I am not quite sure how it arrived there, but she is resilient.
When Wade left for Leadership camp, he only waved because I said a pathetic, "Goodbye, Wade!" The confidence and independence of my children continues to betray me again and again. He and his sister are so similar; their stark independence reminding me that I prayed they would each have this kind of internal strength.
Taylor seldom cried as a small child when I would leave her with a caretaker. We were blessed with good, kind souls who showered our kids with love and attention while we worked. I think they each nurtured Taylor's perception that the whole world was hers.
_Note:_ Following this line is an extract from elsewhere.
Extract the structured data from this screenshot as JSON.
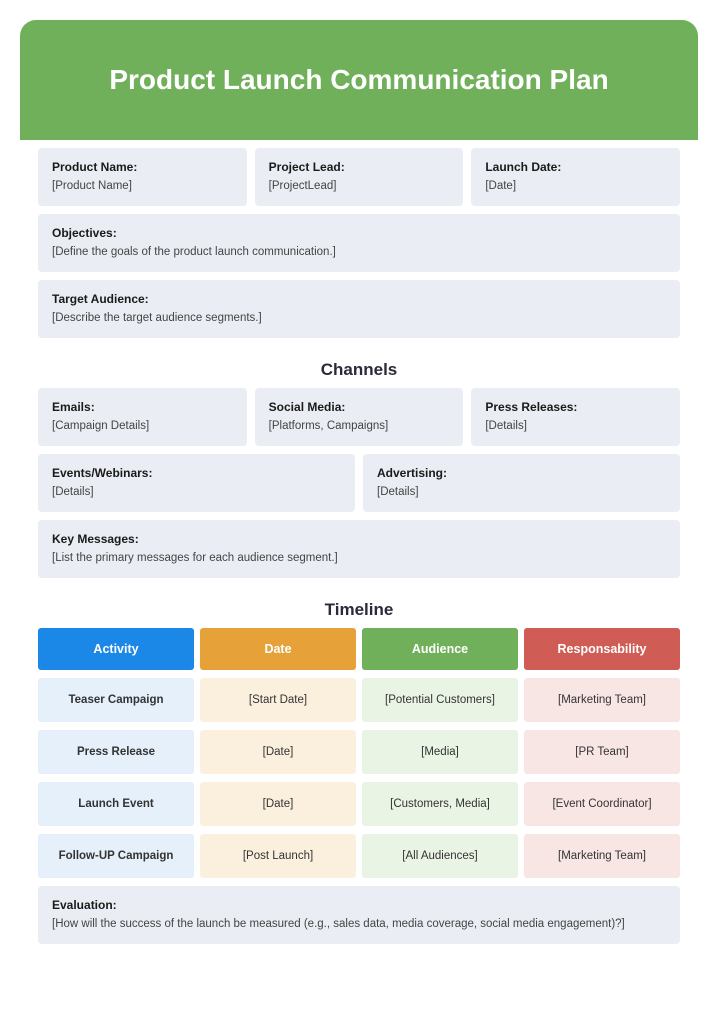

Even when she was mature enough to realize that not every day was about her, Taylor remained the light and life that poured into others. Disappointment only created more drive within her and perseverance resulted when she was faced with a challenge.
You would think that chasing life fiercely after losing a soul so intentionally passionate would be easier. It isn't. Since this is my space for naming things and finding honesty, I struggle with embracing life rather than just existing. Despite the fact that I know she danced in the face of difficulty, I can't shake the feeling that I am abandoning her when I find my own confidence or enjoy laughter with a friend. As each day passes in July of 2o15, I hear the bell ringing, the countdown looming. I am forced to recognize the pieces of acceptance I have met with denial, that this isn't a nightmare or just a interlude to be endured.